The grant program is intending to leverage the ideas in the paper and provide support to individuals in communities across the country implementing citizen-led efforts.
Apart these efforts are interesting, together they’re potentially ground shifting for several reasons. First, both efforts signal a realization by foundations that they must work fundamentally differently in the future. A foundation president does not spend significant time and his own capital participating in an experimental of this scope and public notice unless he thinks is signaling the importance that the institution is placing on this new way of working. And this is the first time that Case is has shaped a grant program with this much input from others on the front end and with an emphasis on individual over organizational grantees.
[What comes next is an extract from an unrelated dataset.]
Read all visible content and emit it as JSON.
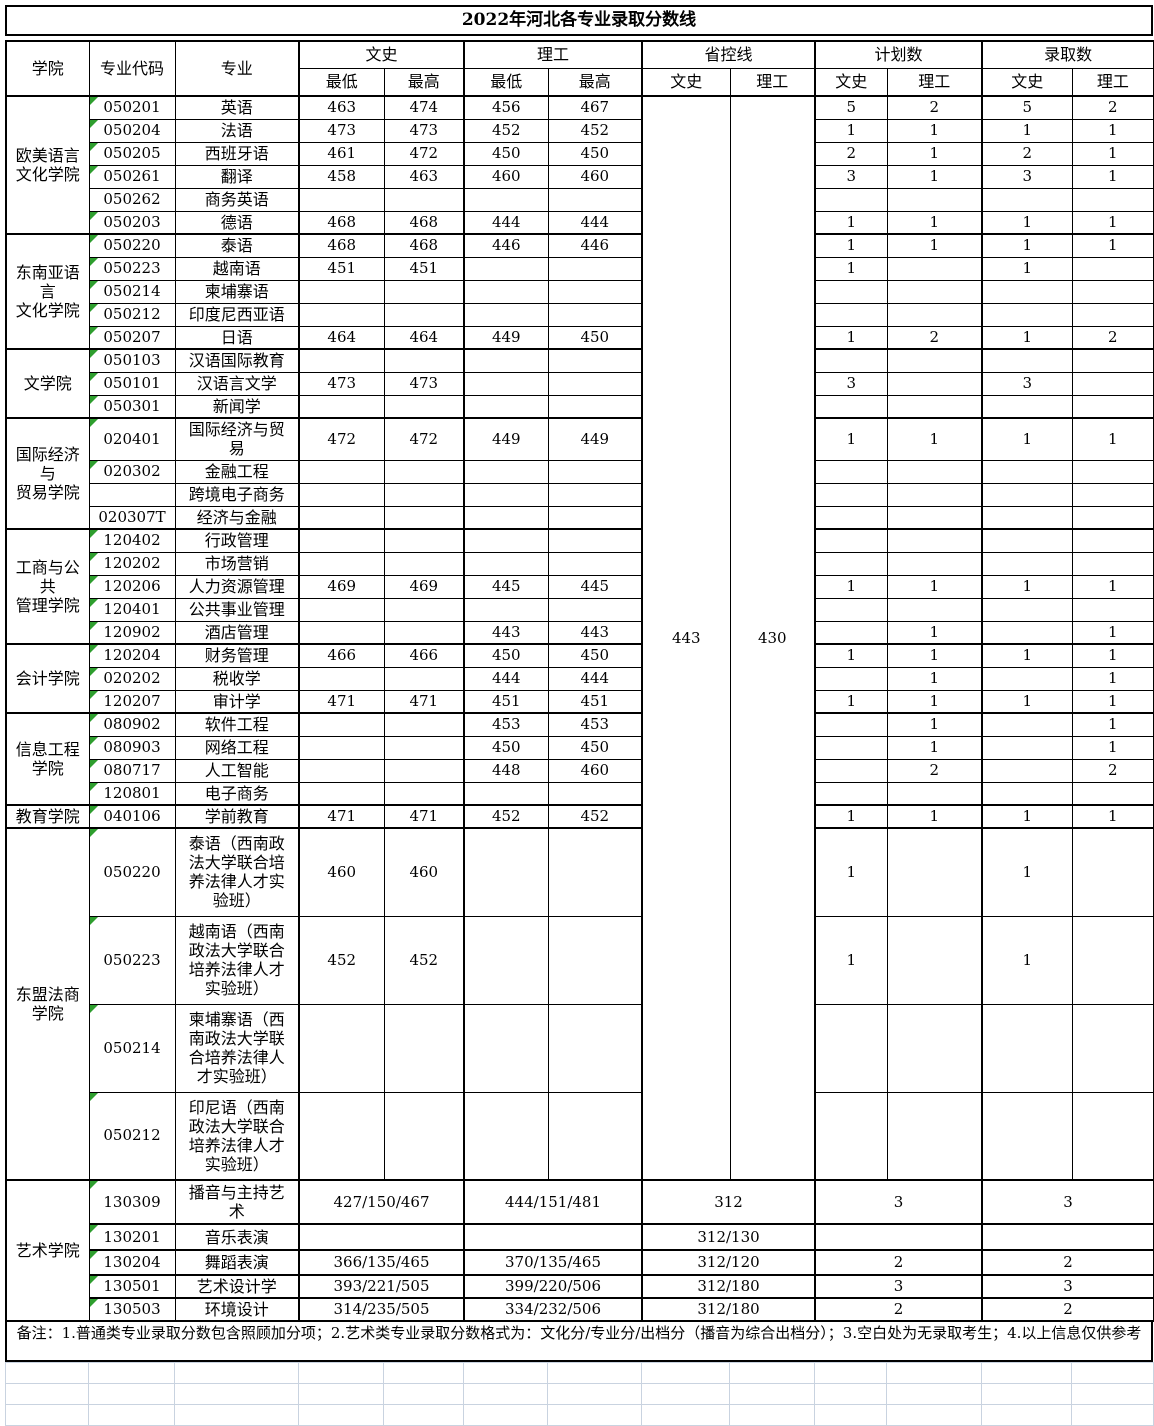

Which is the second point, both efforts emphasize participation by individuals over institutions indicates their understanding that continuing to assume that organizations are best suited to spark and implement social change efforts in communities is out of step with the reality that most of the explosive efforts in recent years have been extra organizational in origin. It also reflects that reality that with inexpensive social media tools the role of organizations has moved from being primary to being secondary. The second important parallel is that amount of transparency each brings to the foundation’s thinking and actions. As a reminder, dear reader, foundations are not required to share any information about their efforts but their tax returns. These two foundations have gone out of their way to let people in, to help shape the effort on the front end and to listen to them as their efforts have unfolded.
These efforts are hopeful signs for us idealists that the days of omnipotent, opaque foundations as the norm may be coming to an end.